Dans un vaste camp de tentes étalées à perte vue qui hébergent plus de 25 000 sans abri du séisme de 2010, les pluies torrentielles qui s'abattent sur Haïti depuis quelques jours sont venues empirer une situation déjà précaire.

La protection civile haïtienne faisait état mardi de 23 morts et 6 disparus dans l'ensemble du pays, ainsi que de nombreux blessés et des centaines de personnes qui ont dû être évacués.

Des femmes et des jeunes vivant dans le camp Accra, situé sur la commune de Delmas à Port-au-Prince, se sont retrouvés les pieds dans l'eau, armés de pelles et de brouettes, et se démenaient pour évacuer les eaux boueuses qui ont envahi leurs abris recouverts de bâches.

«La vie de 25 000 personnes est menacée, des familles n'ont même plus de tente pour dormir alors que le choléra se pointe à nouveau», dit Antoine Jespère, coordonnateur du camp, qui s'inquiète du sort des enfants et des vieillards abandonnés.

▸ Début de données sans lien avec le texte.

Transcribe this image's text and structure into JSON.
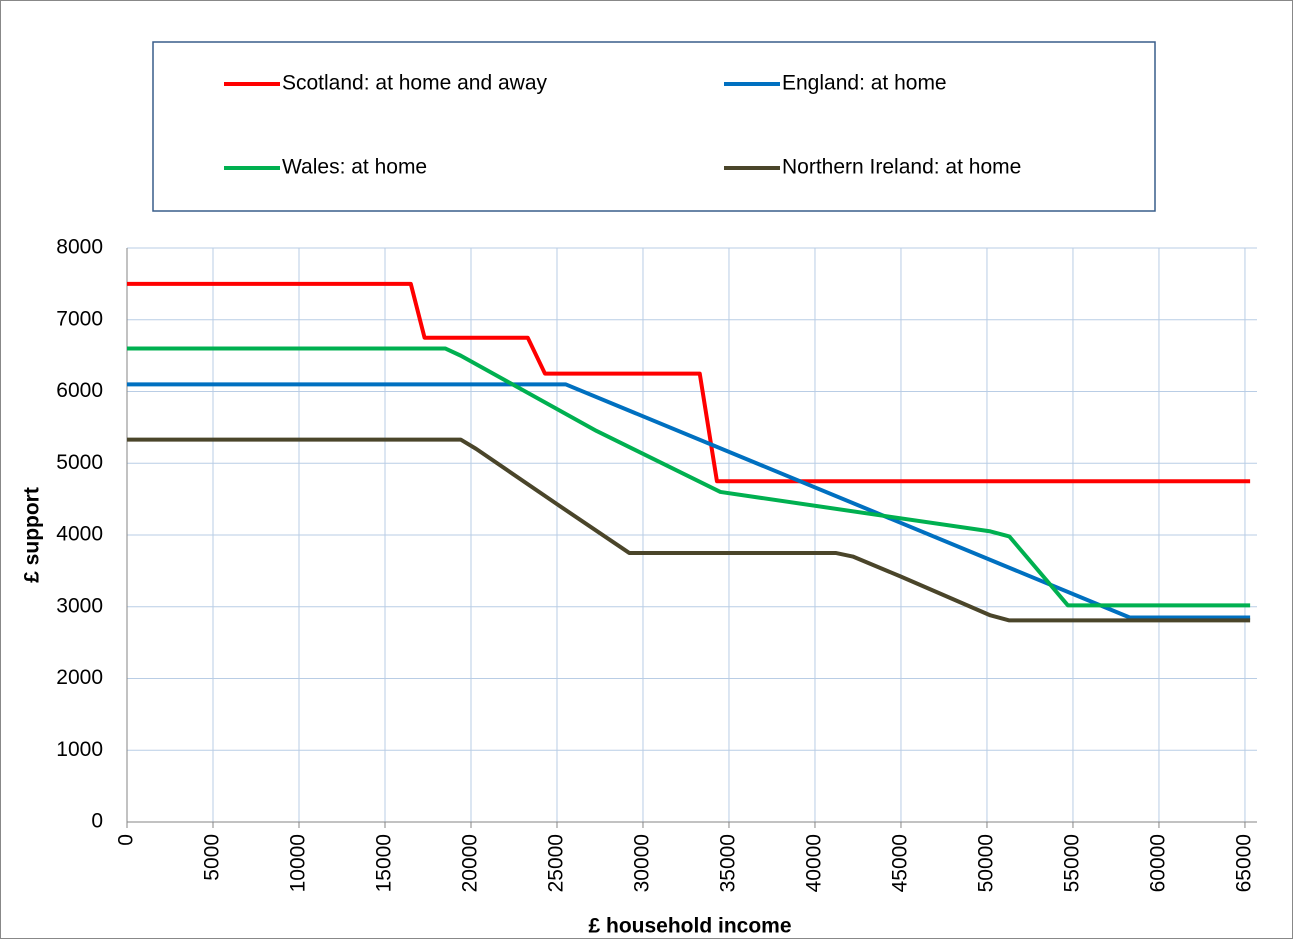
{
  "chart_data": {
    "type": "line",
    "x_label": "£ household income",
    "y_label": "£ support",
    "xlim": [
      0,
      65700
    ],
    "ylim": [
      0,
      8000
    ],
    "xticks": [
      0,
      5000,
      10000,
      15000,
      20000,
      25000,
      30000,
      35000,
      40000,
      45000,
      50000,
      55000,
      60000,
      65000
    ],
    "yticks": [
      0,
      1000,
      2000,
      3000,
      4000,
      5000,
      6000,
      7000,
      8000
    ],
    "grid": true,
    "series": [
      {
        "name": "Scotland: at home and away",
        "color": "#ff0000",
        "x": [
          0,
          16500,
          17300,
          23300,
          24300,
          33300,
          34300,
          65300
        ],
        "values": [
          7500,
          7500,
          6750,
          6750,
          6250,
          6250,
          4750,
          4750
        ]
      },
      {
        "name": "England: at home",
        "color": "#0070c0",
        "x": [
          0,
          25500,
          58300,
          65300
        ],
        "values": [
          6100,
          6100,
          2850,
          2850
        ]
      },
      {
        "name": "Wales: at home",
        "color": "#00b050",
        "x": [
          0,
          18500,
          19400,
          27300,
          34500,
          50200,
          51300,
          54700,
          65300
        ],
        "values": [
          6600,
          6600,
          6500,
          5450,
          4600,
          4050,
          3980,
          3020,
          3020
        ]
      },
      {
        "name": "Northern Ireland: at home",
        "color": "#4a452a",
        "x": [
          0,
          19400,
          20300,
          25000,
          29200,
          41200,
          42200,
          45000,
          50200,
          51300,
          65300
        ],
        "values": [
          5330,
          5330,
          5200,
          4430,
          3750,
          3750,
          3700,
          3420,
          2880,
          2810,
          2810
        ]
      }
    ]
  }
}
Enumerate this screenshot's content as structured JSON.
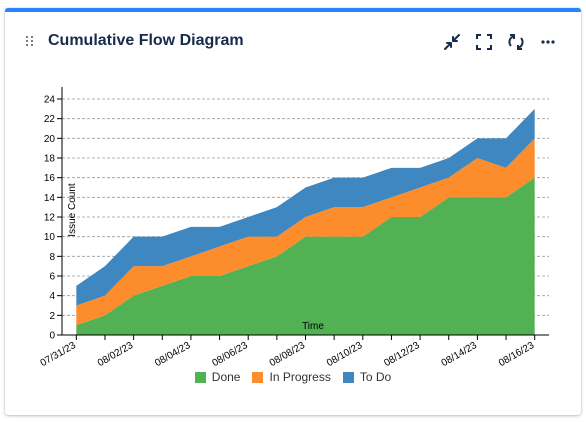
{
  "card": {
    "title": "Cumulative Flow Diagram"
  },
  "toolbar": {
    "minimize_icon": "collapse-arrows-icon",
    "fullscreen_icon": "fullscreen-icon",
    "refresh_icon": "refresh-icon",
    "more_icon": "more-horizontal-icon"
  },
  "colors": {
    "accent": "#2684ff",
    "done": "#52b152",
    "in_progress": "#fd8c2c",
    "to_do": "#3f87c0"
  },
  "chart_data": {
    "type": "area",
    "stacked": true,
    "title": "",
    "xlabel": "Time",
    "ylabel": "Issue Count",
    "ylim": [
      0,
      24
    ],
    "yticks": [
      0,
      2,
      4,
      6,
      8,
      10,
      12,
      14,
      16,
      18,
      20,
      22,
      24
    ],
    "grid": true,
    "legend_position": "bottom",
    "x": [
      "07/31/23",
      "08/01/23",
      "08/02/23",
      "08/03/23",
      "08/04/23",
      "08/05/23",
      "08/06/23",
      "08/07/23",
      "08/08/23",
      "08/09/23",
      "08/10/23",
      "08/11/23",
      "08/12/23",
      "08/13/23",
      "08/14/23",
      "08/15/23",
      "08/16/23"
    ],
    "xtick_labels": [
      "07/31/23",
      "08/02/23",
      "08/04/23",
      "08/06/23",
      "08/08/23",
      "08/10/23",
      "08/12/23",
      "08/14/23",
      "08/16/23"
    ],
    "series": [
      {
        "name": "Done",
        "values": [
          1,
          2,
          4,
          5,
          6,
          6,
          7,
          8,
          10,
          10,
          10,
          12,
          12,
          14,
          14,
          14,
          16
        ]
      },
      {
        "name": "In Progress",
        "values": [
          2,
          2,
          3,
          2,
          2,
          3,
          3,
          2,
          2,
          3,
          3,
          2,
          3,
          2,
          4,
          3,
          4
        ]
      },
      {
        "name": "To Do",
        "values": [
          2,
          3,
          3,
          3,
          3,
          2,
          2,
          3,
          3,
          3,
          3,
          3,
          2,
          2,
          2,
          3,
          3
        ]
      }
    ]
  }
}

Tandis que des dizaines de volontaires s'employaient à mains nues à tenter de chasser l'eau crasseuse mélangée à celle des égouts armés de seaux, de pelles et de brouettes, une ambulance de l'ONG américano-française ALIMA évacuait des malades du choléra.

Assise sur un muret qui borde une ravine en crue, Philomène Jeantulien a posé la pelle à ses pieds, elle n'a plus le courage de continuer.

«Je suis une nouvelle fois victime. J'ai tout perdu hier soir, c'est cela ma vie», se lamente-t-elle. «Tout, mais j'ai réussi heureusement à sauver ma fille», poursuit-elle la voix de plus en plus faible. «Je voudrais quitter ce pays».

À l'exemple d'autres résidents du camp, cette femme de 29 ans a rassemblé quelques maigres affaires: de vieilles couches, des ustensiles noircis au charbon...

La pluie va continuer dans les prochains jours, ont annoncé les autorités haïtiennes, et près de 500 familles sinistrées à la suite des intempéries doivent trouver de nouveaux abris.

Dans la capitale, plus de 30 camps de réfugiés ont été inondés, rendant plus précaires les conditions de vie de centaines de milliers de personnes qui vivent sous des tentes depuis le violent séisme qui a ravagé Haïti en janvier 2010.

Pétion-ville, une banlieue de l'est de la capitale, compte de nombreuses victimes, 13 au total dont 6 à Péguy-ville, le quartier de résidence du nouveau président Michel Martelly.

Depuis lundi soir le nouveau locataire du palais national d'Haïti en ruines depuis le séisme fait la tournée des régions sinistrées, distribuant couvertures et rations alimentaires à ses compatriotes.

Les inondations ont entraîné des dégâts matériels considérables dans plusieurs communes de la capitale où des rues ont été coupées par des chutes d'arbres et des éboulements.

Dans plusieurs quartiers de Port-au-Prince, des rues ont été transformées en rivières et des maisons ont cédé à la pression des eaux qui ont renversé des véhicules.

Les autorités haïtiennes ont décrété l'alerte orange sur le pays en raison d'une zone dépressionnaire, localisée au sud-ouest de la mer des Caraïbes depuis la semaine dernière qui continue d'occasionner des averses significatives sur le pays.